Nikon D800, 4.6 sec., f/9.0, ISO 200, 14mm

Nikon D800, 4.6 sec., f/9.0, ISO 200, 14mm

You really have to be careful with this though, since you can easily over-expose certain areas of your photo, like you see in the photo below. You will have to figure out in advance how many seconds will give you a properly exposed photo.

Nikon D800, 12 sec., f/13, ISO 100, 14mm

Nikon D800, 12 sec., f/13, ISO 100, 14mm

A little post-processing helps

When you’re done shooting your photos, no doubt a little post-processing will help give your photos that extra oomph. This particular photo was editing completely within Lightroom CC 2015. I opened up the shadow areas while reducing the highlights. I boosted the saturation slightly, and added some overall clarity. And finally, the new dehaze feature of Lightroom really worked well in this case to remove some of the haze produced from the smoke of the fireworks.

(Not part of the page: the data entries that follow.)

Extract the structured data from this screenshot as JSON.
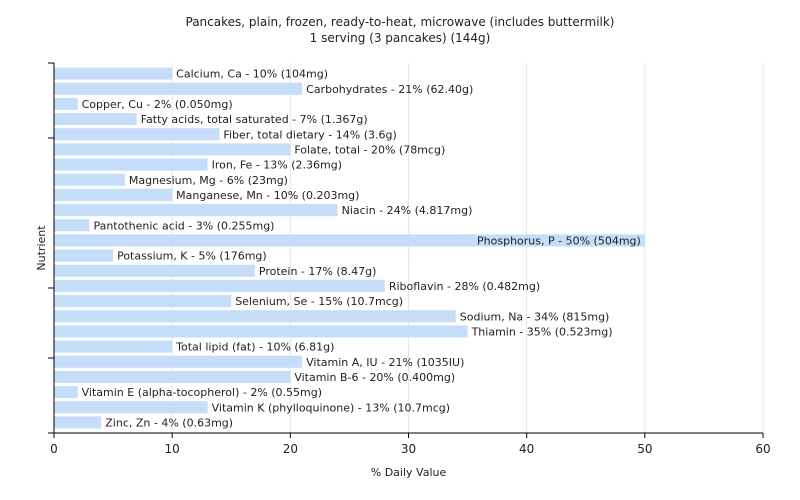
{
  "chart_data": {
    "type": "bar",
    "orientation": "horizontal",
    "title": "Pancakes, plain, frozen, ready-to-heat, microwave (includes buttermilk)",
    "subtitle": "1 serving (3 pancakes) (144g)",
    "xlabel": "% Daily Value",
    "ylabel": "Nutrient",
    "xlim": [
      0,
      60
    ],
    "xticks": [
      "0",
      "10",
      "20",
      "30",
      "40",
      "50",
      "60"
    ],
    "grid": true,
    "bar_color": "#c6ddfa",
    "categories": [
      "Calcium, Ca",
      "Carbohydrates",
      "Copper, Cu",
      "Fatty acids, total saturated",
      "Fiber, total dietary",
      "Folate, total",
      "Iron, Fe",
      "Magnesium, Mg",
      "Manganese, Mn",
      "Niacin",
      "Pantothenic acid",
      "Phosphorus, P",
      "Potassium, K",
      "Protein",
      "Riboflavin",
      "Selenium, Se",
      "Sodium, Na",
      "Thiamin",
      "Total lipid (fat)",
      "Vitamin A, IU",
      "Vitamin B-6",
      "Vitamin E (alpha-tocopherol)",
      "Vitamin K (phylloquinone)",
      "Zinc, Zn"
    ],
    "values": [
      10,
      21,
      2,
      7,
      14,
      20,
      13,
      6,
      10,
      24,
      3,
      50,
      5,
      17,
      28,
      15,
      34,
      35,
      10,
      21,
      20,
      2,
      13,
      4
    ],
    "data_labels": [
      "Calcium, Ca - 10% (104mg)",
      "Carbohydrates - 21% (62.40g)",
      "Copper, Cu - 2% (0.050mg)",
      "Fatty acids, total saturated - 7% (1.367g)",
      "Fiber, total dietary - 14% (3.6g)",
      "Folate, total - 20% (78mcg)",
      "Iron, Fe - 13% (2.36mg)",
      "Magnesium, Mg - 6% (23mg)",
      "Manganese, Mn - 10% (0.203mg)",
      "Niacin - 24% (4.817mg)",
      "Pantothenic acid - 3% (0.255mg)",
      "Phosphorus, P - 50% (504mg)",
      "Potassium, K - 5% (176mg)",
      "Protein - 17% (8.47g)",
      "Riboflavin - 28% (0.482mg)",
      "Selenium, Se - 15% (10.7mcg)",
      "Sodium, Na - 34% (815mg)",
      "Thiamin - 35% (0.523mg)",
      "Total lipid (fat) - 10% (6.81g)",
      "Vitamin A, IU - 21% (1035IU)",
      "Vitamin B-6 - 20% (0.400mg)",
      "Vitamin E (alpha-tocopherol) - 2% (0.55mg)",
      "Vitamin K (phylloquinone) - 13% (10.7mcg)",
      "Zinc, Zn - 4% (0.63mg)"
    ]
  }
}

The level of post-processing is always different for each photographer, so you do as little or as much as you want to make the final image what you envisioned.

Nikon D800, 0.6 sec., f/5.6, ISO 1250, 14mm

Nikon D800, 0.6 sec., f/5.6, ISO 1250, 14mm

One final note

Remember to enjoy the fireworks while you are there! They happen very quickly so try not to be totally consumed with getting that perfect shot. You can easily be distracted by fiddling with your cameras while the beautiful colours explode above you, preventing you from actually enjoying the evening. But with a little bit of preparation, you should be able to fully enjoy the event and take decent shots that you are happy with.